04-29-2014, 08:48 AM | #1 |
Connoisseur
Posts: 59
Karma: 118112
Join Date: Jul 2013
Device: none
|
Help with poor chapter headings needed
I have a difficulty with a badly formatted epub book.
It has few files, no TOC and no tagged chapter headings. The chapters as text are “*1*” “*2*” etc without the quotes and nothing to hang a TOC on. The code for the headings is Code:
<p class="calibre11"><b class="calibre10"><span lang="EN-US" class="calibre1">*1*</span></b></p> Code:
To find (\*[0-9]+\*) to replace <h2>\1</h2> Code:
<p class="calibre11"><b class="calibre10"><span lang="EN-US" class="calibre1"><h2>*1*</h2></span></b></p> Code:
<h2 class="calibre11"><b class="calibre10"><span class="calibre1" xml:lang="EN-US">*1*</span></b></h2> 1. Edit the formatting of h2 – how is that done? 2. Formulate the regex to include all from <p to /p> and replace it with code like that produced by Sigil Any and all helpful suggestions will be appreciated. The more I learn, the more I realise I don’t know. |
04-29-2014, 09:20 AM | #2 | |
Well trained by Cats
Posts: 29,809
Karma: 54830978
Join Date: Aug 2009
Location: The Central Coast of California
Device: Kobo Libra2,Kobo Aura2v1, K4NT(Fixed: New Bat.), Galaxy Tab A
|
Quote:
Why not just change the set of P to a H2 Search: Code:
<p (class="calibre11"><b class="calibre10"><span lang="EN-US" class="calibre1">\*\d+\**</span></b>)</p> Code:
<h2 \1</h2> IMHO the Bold part is necessary as H# default to bold |
|
Advert | |
|
04-29-2014, 09:20 AM | #3 |
Color me gone
Posts: 2,089
Karma: 1445295
Join Date: Apr 2008
Location: Central Oregon Coast
Device: PRS-300
|
It could be easier to try to find the front, change it to a simple <h2> for however many chapters, one at a time, then go through it finding the back and changing them to your </h2>, one at a time. No way to go wrong in case of duplicated formatting, if you do them one at a time, and it shouldn't take over 5 minutes.
|
04-30-2014, 05:14 AM | #4 |
Connoisseur
Posts: 59
Karma: 118112
Join Date: Jul 2013
Device: none
|
Thank you theducks it worked fine on this book.
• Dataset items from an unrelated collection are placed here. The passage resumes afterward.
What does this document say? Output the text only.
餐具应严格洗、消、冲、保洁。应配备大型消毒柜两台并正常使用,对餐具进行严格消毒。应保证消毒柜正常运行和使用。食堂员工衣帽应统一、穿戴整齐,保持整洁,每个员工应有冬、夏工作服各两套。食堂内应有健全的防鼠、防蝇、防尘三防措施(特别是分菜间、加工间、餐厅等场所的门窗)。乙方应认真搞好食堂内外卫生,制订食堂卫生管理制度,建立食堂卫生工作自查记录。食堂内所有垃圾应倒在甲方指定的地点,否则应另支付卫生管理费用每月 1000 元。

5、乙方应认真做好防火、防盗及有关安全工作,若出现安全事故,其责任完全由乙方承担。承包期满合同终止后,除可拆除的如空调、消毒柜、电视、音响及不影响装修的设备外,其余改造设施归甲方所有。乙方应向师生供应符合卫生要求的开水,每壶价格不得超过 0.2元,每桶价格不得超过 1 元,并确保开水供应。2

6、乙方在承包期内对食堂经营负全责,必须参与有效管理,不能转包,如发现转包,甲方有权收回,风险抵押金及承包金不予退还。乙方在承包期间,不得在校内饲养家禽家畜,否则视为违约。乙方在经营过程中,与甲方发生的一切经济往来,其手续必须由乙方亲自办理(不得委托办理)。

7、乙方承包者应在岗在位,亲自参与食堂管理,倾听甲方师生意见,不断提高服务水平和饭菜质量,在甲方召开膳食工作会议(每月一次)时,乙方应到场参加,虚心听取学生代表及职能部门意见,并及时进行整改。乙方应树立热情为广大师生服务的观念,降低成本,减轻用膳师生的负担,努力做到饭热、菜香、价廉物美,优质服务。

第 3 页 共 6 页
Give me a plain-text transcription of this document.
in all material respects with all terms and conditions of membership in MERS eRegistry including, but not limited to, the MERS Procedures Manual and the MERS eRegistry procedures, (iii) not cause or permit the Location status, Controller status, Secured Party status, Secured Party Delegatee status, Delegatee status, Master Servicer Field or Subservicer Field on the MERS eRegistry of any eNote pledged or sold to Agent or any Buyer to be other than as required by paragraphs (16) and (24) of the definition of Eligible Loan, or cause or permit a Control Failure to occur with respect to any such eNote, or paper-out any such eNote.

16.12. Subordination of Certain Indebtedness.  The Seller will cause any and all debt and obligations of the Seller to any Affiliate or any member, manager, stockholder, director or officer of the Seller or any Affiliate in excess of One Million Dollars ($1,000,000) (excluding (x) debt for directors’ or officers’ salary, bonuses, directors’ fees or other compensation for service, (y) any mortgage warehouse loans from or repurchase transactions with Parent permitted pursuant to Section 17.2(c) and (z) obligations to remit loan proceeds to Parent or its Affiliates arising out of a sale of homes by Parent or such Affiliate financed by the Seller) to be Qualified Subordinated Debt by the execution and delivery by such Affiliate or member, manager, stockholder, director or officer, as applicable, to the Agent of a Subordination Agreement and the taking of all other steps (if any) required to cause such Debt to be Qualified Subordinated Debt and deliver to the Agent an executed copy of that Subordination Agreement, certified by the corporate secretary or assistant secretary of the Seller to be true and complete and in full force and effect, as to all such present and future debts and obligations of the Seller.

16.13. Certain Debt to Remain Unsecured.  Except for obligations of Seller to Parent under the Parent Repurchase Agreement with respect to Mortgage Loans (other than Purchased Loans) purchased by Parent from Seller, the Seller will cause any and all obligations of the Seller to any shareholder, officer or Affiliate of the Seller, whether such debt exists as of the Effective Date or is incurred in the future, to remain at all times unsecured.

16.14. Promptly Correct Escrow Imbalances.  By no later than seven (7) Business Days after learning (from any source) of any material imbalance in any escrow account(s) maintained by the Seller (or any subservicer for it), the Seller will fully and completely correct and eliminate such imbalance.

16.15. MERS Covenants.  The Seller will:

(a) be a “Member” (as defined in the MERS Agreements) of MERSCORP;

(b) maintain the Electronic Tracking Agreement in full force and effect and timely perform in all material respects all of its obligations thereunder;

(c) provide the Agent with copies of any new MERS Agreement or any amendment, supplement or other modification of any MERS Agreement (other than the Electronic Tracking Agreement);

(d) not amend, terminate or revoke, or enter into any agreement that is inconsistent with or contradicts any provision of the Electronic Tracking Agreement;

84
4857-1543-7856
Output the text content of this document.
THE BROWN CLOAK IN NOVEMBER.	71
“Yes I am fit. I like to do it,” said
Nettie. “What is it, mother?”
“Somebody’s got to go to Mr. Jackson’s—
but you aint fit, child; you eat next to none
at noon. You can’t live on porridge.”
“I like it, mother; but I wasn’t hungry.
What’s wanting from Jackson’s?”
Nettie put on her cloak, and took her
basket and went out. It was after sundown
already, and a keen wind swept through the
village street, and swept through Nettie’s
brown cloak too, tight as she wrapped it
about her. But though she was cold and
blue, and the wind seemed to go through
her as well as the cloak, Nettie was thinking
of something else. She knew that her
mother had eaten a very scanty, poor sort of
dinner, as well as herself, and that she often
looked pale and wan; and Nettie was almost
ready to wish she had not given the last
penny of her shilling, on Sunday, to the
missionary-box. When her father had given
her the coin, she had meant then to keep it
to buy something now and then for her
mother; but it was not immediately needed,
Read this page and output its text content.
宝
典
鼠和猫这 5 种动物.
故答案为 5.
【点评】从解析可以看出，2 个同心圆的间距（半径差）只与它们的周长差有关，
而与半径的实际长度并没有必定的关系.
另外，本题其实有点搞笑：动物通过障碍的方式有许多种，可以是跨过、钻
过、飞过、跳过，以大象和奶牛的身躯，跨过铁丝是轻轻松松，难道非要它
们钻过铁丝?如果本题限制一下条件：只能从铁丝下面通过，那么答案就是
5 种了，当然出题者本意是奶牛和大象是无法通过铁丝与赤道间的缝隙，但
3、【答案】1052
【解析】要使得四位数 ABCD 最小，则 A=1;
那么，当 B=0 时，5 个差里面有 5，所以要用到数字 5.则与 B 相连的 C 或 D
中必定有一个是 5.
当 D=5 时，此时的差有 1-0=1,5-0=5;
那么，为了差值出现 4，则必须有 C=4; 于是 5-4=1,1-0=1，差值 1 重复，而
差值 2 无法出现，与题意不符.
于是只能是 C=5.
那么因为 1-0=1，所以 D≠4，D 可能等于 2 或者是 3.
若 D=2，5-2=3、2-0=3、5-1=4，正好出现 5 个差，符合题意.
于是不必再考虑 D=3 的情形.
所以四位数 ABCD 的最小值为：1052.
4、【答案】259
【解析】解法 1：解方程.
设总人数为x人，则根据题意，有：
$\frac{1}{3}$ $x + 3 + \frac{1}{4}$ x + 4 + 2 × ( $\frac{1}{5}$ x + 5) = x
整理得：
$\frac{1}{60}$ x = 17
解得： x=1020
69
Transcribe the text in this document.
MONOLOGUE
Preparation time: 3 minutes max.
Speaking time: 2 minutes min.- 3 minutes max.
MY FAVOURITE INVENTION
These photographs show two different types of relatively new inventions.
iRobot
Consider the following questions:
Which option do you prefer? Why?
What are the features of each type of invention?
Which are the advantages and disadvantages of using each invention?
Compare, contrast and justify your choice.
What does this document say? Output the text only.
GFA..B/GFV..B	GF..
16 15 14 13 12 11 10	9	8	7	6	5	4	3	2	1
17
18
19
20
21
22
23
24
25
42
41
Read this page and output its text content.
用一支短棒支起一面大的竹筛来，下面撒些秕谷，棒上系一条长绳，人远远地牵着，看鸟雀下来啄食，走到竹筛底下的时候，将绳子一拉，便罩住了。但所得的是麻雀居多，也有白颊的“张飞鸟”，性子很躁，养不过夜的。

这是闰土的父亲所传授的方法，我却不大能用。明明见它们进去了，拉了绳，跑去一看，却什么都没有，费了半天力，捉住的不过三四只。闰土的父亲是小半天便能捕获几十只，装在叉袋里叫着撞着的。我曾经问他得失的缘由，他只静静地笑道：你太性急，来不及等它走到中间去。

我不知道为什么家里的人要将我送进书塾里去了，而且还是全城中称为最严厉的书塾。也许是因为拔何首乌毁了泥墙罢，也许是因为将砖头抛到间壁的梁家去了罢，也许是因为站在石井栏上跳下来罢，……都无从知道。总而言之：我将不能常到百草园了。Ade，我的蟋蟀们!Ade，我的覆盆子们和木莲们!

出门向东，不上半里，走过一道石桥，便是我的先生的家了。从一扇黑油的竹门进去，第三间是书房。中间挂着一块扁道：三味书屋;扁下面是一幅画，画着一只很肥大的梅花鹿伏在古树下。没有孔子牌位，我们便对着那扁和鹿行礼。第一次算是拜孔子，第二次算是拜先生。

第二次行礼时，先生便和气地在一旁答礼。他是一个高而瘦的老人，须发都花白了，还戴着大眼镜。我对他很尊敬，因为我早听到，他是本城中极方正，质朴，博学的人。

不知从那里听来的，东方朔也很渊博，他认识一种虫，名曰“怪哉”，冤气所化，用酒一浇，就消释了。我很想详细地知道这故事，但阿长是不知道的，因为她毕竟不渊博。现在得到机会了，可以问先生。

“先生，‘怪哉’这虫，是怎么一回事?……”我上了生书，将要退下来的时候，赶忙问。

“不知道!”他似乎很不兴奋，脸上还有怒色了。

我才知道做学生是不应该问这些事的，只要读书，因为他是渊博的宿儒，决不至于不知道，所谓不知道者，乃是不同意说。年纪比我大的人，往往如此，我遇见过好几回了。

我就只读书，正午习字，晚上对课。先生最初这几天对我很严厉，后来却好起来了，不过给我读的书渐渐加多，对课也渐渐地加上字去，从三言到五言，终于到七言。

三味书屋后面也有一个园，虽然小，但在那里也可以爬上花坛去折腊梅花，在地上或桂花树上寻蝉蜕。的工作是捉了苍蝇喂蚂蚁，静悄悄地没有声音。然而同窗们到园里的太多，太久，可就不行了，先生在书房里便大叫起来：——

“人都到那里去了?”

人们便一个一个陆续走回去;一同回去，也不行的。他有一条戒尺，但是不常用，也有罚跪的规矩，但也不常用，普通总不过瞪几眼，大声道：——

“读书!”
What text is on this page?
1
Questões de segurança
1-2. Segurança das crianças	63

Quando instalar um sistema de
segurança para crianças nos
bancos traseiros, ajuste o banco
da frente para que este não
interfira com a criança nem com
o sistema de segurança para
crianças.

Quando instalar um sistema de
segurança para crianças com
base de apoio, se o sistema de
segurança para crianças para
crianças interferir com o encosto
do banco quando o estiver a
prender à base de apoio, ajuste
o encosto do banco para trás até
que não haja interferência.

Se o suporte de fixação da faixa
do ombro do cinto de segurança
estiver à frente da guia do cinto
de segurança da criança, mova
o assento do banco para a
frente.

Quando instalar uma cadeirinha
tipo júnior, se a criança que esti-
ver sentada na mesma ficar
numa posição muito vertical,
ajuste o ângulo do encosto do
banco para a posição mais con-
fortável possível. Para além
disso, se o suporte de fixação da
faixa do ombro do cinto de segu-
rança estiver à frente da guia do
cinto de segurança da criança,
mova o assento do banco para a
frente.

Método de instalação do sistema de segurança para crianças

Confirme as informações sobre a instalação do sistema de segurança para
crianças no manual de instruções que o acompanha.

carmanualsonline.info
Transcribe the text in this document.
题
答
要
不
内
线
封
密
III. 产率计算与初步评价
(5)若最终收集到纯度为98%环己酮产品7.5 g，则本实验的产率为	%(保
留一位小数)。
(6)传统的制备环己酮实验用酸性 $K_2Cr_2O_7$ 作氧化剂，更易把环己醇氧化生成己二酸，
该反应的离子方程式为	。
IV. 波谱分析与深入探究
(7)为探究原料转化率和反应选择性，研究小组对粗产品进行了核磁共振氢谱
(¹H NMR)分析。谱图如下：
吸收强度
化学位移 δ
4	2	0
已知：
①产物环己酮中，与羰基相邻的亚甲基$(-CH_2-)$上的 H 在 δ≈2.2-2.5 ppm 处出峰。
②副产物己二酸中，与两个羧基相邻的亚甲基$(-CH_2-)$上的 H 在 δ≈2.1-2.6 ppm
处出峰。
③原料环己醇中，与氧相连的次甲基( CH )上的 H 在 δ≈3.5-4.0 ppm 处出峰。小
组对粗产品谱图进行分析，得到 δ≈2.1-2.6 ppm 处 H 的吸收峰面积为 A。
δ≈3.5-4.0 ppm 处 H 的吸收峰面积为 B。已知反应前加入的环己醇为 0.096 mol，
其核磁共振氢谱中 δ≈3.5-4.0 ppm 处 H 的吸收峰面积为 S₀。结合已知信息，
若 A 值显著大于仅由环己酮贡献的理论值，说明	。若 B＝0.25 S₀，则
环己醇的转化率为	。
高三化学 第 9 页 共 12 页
Thank you mrmikel this will be a better way on another book where the classes are not consistent fr0m heading to heading. All books are quite old and it seems later ebooks have neater and easier to follow formatting. |
04-30-2014, 08:46 AM | #5 | |
Well trained by Cats
Posts: 29,809
Karma: 54830978
Join Date: Aug 2009
Location: The Central Coast of California
Device: Kobo Libra2,Kobo Aura2v1, K4NT(Fixed: New Bat.), Galaxy Tab A
|
Quote:
You will have to look at each case and twist and tweak your exact solution to fit. I disagree with @mrmikel in that I prefer to always do a complete Tag pair before leaving a section (file). 'Leave No broken code in a file before departing, least thy get the terrible pink/grey box later' In 90% of the cases, I ONLY, hand step (no Replace All unless the count all exactly matches what was expected, and even then, I SAVE before and hand step a few replace , LOOK, find, LOOK... before the ALL gets any attention) One thing about modern computers: You can make a LOT of garbage... Fast Last edited by theducks; 04-30-2014 at 08:55 AM. |
|
Advert | |
|
04-30-2014, 09:08 AM | #6 |
Color me gone
Posts: 2,089
Karma: 1445295
Join Date: Apr 2008
Location: Central Oregon Coast
Device: PRS-300
|
I agree that it is better practice to do a section at a time. Easier to catch mistakes and misunderstandings.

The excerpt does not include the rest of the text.